As far as i can remember the only room in which you can actually see the floorboards is this former VHF room which i presume was under water when the rest disappeared.




Of course,i suppose that the floorboards could still exist in the flooded sections but being as i didn't bring me scuba gear with me i had no intention of finding out.Some poor soul found out,however,when he inadvertantly stepped on a shiney bit but i forgot to ask him..Anyway this is looking across to the new ops room with the supports for the Kelvin Hughes projector visible on the LHS.




A couple more of the flooded lower section including an information blackboard in one of the Interceptor cabins.








The weird and wonderful RAF mess room with the serving hatch from the kitchen area and the snail like extractor ducting !!




A room on the upper floor showing the missing floorboards and the void beneath.




Upper corridor




and finally the remains of part of a transformer unit (i think) still with its amp gauge in place.

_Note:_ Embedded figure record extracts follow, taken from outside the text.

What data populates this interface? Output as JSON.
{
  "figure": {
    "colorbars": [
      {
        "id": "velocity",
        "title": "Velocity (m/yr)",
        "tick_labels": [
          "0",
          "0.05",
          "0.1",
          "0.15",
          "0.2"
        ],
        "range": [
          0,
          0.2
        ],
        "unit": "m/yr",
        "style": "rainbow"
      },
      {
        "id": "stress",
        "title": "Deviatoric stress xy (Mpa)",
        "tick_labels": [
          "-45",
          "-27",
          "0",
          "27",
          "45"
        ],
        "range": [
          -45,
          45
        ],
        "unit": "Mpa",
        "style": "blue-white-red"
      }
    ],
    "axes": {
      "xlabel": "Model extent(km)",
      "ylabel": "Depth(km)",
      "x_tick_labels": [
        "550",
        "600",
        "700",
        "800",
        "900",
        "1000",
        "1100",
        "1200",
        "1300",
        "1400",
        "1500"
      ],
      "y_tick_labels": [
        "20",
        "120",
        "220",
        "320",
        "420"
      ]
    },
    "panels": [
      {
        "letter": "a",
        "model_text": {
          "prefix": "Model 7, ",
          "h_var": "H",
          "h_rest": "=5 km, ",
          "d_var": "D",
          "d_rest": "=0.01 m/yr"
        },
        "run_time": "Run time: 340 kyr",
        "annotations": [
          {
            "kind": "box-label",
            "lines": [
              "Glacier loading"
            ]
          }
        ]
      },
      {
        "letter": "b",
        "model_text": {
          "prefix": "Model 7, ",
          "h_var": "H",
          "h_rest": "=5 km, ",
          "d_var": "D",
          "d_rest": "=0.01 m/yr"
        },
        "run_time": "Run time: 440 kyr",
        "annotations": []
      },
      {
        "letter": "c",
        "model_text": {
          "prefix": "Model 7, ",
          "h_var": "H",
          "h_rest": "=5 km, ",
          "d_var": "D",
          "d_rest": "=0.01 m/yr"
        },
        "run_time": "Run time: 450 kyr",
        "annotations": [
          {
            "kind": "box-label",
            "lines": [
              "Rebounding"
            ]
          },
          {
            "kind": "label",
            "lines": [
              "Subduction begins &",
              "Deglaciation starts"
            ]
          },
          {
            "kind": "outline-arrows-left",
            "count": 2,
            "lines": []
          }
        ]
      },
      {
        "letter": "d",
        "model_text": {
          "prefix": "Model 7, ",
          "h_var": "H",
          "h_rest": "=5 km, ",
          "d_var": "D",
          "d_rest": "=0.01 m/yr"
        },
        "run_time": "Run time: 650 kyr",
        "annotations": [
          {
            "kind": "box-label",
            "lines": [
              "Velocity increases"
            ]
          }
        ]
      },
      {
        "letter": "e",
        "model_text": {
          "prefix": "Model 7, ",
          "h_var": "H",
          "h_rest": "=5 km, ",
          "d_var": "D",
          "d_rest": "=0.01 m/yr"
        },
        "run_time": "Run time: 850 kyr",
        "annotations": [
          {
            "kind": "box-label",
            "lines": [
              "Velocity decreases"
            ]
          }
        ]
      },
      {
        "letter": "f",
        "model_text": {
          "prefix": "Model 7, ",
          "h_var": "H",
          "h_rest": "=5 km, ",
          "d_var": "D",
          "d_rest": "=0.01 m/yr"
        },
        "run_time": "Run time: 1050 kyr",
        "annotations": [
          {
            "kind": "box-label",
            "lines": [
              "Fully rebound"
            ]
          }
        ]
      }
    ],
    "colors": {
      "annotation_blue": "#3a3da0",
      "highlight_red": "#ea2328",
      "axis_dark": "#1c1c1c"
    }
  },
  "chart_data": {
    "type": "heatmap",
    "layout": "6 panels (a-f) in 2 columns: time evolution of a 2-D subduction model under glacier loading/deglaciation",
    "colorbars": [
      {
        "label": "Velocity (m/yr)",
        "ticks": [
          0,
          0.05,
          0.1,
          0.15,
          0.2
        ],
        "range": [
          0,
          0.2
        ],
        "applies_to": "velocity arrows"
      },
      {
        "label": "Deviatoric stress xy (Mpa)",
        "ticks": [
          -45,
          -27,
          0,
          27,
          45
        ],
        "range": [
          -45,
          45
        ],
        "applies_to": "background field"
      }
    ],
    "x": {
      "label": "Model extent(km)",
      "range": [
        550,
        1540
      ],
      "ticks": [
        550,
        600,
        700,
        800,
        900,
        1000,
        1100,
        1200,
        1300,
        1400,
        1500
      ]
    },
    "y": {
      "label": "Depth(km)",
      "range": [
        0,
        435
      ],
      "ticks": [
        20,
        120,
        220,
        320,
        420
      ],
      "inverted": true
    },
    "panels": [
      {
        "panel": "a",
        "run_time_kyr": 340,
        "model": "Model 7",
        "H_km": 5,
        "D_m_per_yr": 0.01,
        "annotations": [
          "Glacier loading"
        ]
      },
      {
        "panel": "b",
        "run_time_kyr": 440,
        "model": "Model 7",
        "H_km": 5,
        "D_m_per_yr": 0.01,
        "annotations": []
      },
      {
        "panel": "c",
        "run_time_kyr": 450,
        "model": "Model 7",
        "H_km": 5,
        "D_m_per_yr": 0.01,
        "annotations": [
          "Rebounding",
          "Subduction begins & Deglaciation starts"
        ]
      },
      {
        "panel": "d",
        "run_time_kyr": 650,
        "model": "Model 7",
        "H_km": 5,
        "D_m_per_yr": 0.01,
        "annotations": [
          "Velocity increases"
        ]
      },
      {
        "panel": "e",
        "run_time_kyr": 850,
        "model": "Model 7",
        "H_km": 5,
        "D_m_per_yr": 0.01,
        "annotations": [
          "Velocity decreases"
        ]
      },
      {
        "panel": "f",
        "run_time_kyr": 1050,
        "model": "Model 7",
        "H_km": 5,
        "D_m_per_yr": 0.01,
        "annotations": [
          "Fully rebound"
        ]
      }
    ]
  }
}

Whilst on the journey back this rather strange Type 26 pillbox was spotted on the originally proposed site for the Rotor bunker(abandoned,ironically,due to the likely hood of flooding !!) It is one of four or five on this site all with loopholes of a strange design in one corner !!S0008274 is the DOB number !!


----------



## Foxylady (Apr 10, 2010)

fluffy5518 said:


> Apparantly the floorboards were teak (does anyone know why ?)



Teak being a hardwood springs to mind, but I just googled for more info. Here ya go...

From Wiki.
"It is used in the manufacture of outdoor furniture, boat decks, and other articles where weather resistance is desired. It is also used for indoor flooring and as a veneer for indoor furnishings.
Teak, though easily worked, can cause severe blunting on edged tools because of the presence of silica in the wood. Teak's natural oils make it useful in exposed locations, and also termite and pest resistant. Teak is durable even when not treated with oil or varnish." 

Looks like you had a great day guys. Enjoyed your pics very much. Cheers. 
Godzy! Lol


----------



## godzilla73 (Apr 10, 2010)

Those corridor shots came out well Fluff. Well worth all that "Oi, mate don't walk down the corridor for a bit" stuff. And that detail shot of the Amp meter (or whatever it is) much better than mine which was complete pony

Me? Bonkers? Never!
Godzy (apparently)


----------